This is a landmark practice-changing study by Blank et al (presented at a plenary session of the 2024 ASCO Annual Meeting and published in The New England Journal of Medicine).
The study randomized patients with stage III melanoma to either standard surgery followed by a year of adjuvant nivolumab (480 mg every 4 weeks) or a neoadjuvant combination of ipilimumab (80 mg) and nivolumab (240 mg) every 3 weeks for 2 cycles followed by surgery. The trial met its primary endpoint after a median follow-up of 9.9 months, with an estimated 1-year event-free survival rate of 57.2% in the adjuvant group versus 83.7% in the neoadjuvant group.
Another important observation is that 59% of patients achieved a major pathological response (MPR; MPR = pathological complete response [pCR] or near pCR (<10% viable tumor cells) after just two cycles of ipilimumab and nivolumab combination Patients who achieved MPR did not receive further adjuvant systemic therapy and had an excellent disease-free survival rate of 95.1% at 1 year.
The approach studied at NADINA will now quickly become the new standard of care for stage III melanoma. Some advantages of this approach, besides the impressive benefit of VFS, are the fact that pathological response, being a valuable prognostic factor, allows adjuvant therapy or no adjuvant therapy in patients with MPR, this approach is more cost-effective than a full year of adjuvant therapy for all patients, and opens a window for surgical de-escalation, as has already been tested in the PRADO 1 validation study and will be confirmed in the upcoming MSLT-III study.
Neoadjuvant nivolumab and ipilimumab for resectable stage III melanoma
Previous phase 1-2 studies in patients with resectable stage III melanoma have shown that neoadjuvant immunotherapy is more effective than adjuvant immunotherapy.
In this phase 3 NADINA study, the authors randomized 423 patients with resectable stage III melanoma in a 1:1 ratio to receive two cycles of neoadjuvant ipilimumab plus nivolumab followed by surgery or to undergo surgery followed by 12 cycles of adjuvant nivolumab . Patients in the neoadjuvant group who had a partial response or no response to immunotherapy received subsequent adjuvant treatment. The primary endpoint was event-free survival (EFS).

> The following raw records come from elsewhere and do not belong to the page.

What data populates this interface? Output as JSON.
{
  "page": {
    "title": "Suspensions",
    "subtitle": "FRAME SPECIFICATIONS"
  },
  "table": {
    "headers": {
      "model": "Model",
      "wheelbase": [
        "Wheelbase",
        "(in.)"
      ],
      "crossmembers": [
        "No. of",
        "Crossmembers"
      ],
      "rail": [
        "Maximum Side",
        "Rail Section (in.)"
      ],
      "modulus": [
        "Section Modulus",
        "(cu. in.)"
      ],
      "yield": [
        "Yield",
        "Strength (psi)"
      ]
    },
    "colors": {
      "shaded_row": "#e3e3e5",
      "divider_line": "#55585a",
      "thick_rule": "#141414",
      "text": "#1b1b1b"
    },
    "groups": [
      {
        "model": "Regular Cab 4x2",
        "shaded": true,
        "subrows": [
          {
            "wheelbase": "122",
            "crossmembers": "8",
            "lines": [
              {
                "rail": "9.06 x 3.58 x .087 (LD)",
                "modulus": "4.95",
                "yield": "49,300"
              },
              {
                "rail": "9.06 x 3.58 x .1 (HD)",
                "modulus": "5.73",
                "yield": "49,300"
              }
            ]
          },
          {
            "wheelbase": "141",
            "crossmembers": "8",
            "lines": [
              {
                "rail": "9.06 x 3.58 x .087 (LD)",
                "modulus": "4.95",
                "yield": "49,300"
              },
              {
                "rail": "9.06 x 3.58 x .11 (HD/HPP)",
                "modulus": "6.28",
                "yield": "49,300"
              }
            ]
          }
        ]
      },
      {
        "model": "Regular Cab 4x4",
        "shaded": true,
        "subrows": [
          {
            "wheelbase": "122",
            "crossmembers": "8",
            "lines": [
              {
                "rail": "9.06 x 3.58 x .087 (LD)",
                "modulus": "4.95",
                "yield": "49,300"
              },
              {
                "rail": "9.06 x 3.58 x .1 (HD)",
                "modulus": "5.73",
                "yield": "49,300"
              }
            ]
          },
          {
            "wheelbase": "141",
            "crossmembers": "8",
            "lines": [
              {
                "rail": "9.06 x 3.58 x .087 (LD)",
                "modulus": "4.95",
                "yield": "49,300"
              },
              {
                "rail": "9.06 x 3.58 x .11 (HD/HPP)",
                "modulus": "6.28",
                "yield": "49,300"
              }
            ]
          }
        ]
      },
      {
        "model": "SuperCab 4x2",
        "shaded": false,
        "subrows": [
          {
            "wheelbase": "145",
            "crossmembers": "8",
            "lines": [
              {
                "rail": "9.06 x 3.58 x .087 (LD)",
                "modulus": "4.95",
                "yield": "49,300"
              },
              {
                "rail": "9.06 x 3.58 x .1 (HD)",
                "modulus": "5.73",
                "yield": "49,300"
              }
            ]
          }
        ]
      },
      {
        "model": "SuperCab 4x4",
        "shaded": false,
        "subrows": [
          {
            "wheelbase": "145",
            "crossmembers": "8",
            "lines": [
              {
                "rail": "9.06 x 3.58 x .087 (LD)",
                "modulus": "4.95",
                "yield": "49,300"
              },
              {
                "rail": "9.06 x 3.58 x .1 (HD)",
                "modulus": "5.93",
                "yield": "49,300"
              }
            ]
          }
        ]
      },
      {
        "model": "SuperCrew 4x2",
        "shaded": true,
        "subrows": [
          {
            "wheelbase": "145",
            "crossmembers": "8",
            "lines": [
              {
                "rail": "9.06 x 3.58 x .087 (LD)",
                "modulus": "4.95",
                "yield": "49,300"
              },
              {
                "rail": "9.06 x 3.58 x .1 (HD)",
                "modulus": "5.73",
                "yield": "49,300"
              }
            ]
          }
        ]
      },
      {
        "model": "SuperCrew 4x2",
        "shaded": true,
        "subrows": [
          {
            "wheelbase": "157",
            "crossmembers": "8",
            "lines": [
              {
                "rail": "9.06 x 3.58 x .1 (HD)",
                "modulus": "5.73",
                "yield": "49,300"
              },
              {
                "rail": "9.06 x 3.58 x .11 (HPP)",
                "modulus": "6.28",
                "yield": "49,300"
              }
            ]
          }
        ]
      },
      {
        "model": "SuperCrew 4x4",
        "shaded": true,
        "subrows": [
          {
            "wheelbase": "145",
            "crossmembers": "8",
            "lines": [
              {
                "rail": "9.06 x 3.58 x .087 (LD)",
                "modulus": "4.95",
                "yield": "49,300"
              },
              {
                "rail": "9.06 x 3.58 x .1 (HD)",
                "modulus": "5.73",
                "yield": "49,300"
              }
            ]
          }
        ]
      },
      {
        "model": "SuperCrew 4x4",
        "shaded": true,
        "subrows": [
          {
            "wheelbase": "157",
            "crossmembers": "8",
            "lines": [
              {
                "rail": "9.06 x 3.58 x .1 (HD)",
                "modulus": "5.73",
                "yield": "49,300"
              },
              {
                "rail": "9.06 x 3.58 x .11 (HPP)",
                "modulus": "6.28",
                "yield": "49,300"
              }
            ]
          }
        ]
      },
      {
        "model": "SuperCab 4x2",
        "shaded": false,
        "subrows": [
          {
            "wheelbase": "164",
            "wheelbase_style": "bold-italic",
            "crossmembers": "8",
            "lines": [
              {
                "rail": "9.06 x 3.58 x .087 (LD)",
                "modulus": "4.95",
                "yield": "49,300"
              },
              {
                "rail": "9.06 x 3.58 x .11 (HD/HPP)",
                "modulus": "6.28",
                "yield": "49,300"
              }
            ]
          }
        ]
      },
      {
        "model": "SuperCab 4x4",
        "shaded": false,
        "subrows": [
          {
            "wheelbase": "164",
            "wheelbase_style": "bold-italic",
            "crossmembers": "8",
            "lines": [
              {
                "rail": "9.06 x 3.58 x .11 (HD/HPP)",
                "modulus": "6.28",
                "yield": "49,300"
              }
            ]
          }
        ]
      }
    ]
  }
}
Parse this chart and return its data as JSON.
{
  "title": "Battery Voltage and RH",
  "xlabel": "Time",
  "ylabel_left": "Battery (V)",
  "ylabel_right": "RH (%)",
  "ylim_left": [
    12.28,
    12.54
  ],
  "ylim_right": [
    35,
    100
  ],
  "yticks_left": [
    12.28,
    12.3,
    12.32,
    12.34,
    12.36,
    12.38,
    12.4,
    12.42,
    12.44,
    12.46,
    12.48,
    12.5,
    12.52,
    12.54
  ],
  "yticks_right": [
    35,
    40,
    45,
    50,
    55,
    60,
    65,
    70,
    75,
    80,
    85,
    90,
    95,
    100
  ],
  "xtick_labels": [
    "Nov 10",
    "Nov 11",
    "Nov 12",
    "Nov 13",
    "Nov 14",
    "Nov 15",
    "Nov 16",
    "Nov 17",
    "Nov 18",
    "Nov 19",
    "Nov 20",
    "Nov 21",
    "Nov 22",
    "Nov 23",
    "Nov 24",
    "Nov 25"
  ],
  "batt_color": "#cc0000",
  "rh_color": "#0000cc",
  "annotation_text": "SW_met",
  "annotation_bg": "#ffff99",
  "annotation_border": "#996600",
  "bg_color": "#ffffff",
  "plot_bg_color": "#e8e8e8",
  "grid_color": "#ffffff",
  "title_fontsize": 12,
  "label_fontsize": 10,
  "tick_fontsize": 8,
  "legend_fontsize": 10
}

At a median follow-up of 9.9 months, the estimated 12-month DFS was 83.7% in the neoadjuvant group and 57.2% in the adjuvant group. The difference in mean survival time was 8.00 months.
In the neoadjuvant group, 59.0% of patients had a significant pathological response, 8.0% had a partial response, 26.4% had no response (>50% residual viable tumor), and 2.4% progression was observed; 4.2% had not yet undergone surgery at the time of writing the report.
Estimated 12-month relapse-free survival was 95.1% among patients in the neoadjuvant group who had a significant pathologic response, 76.1% among those who had a partial response, and 57.0% among those with for whom no response was observed. Systemic treatment-related grade 3 or higher adverse events occurred in 29.7% of patients in the neoadjuvant group and 14.7% in the adjuvant group.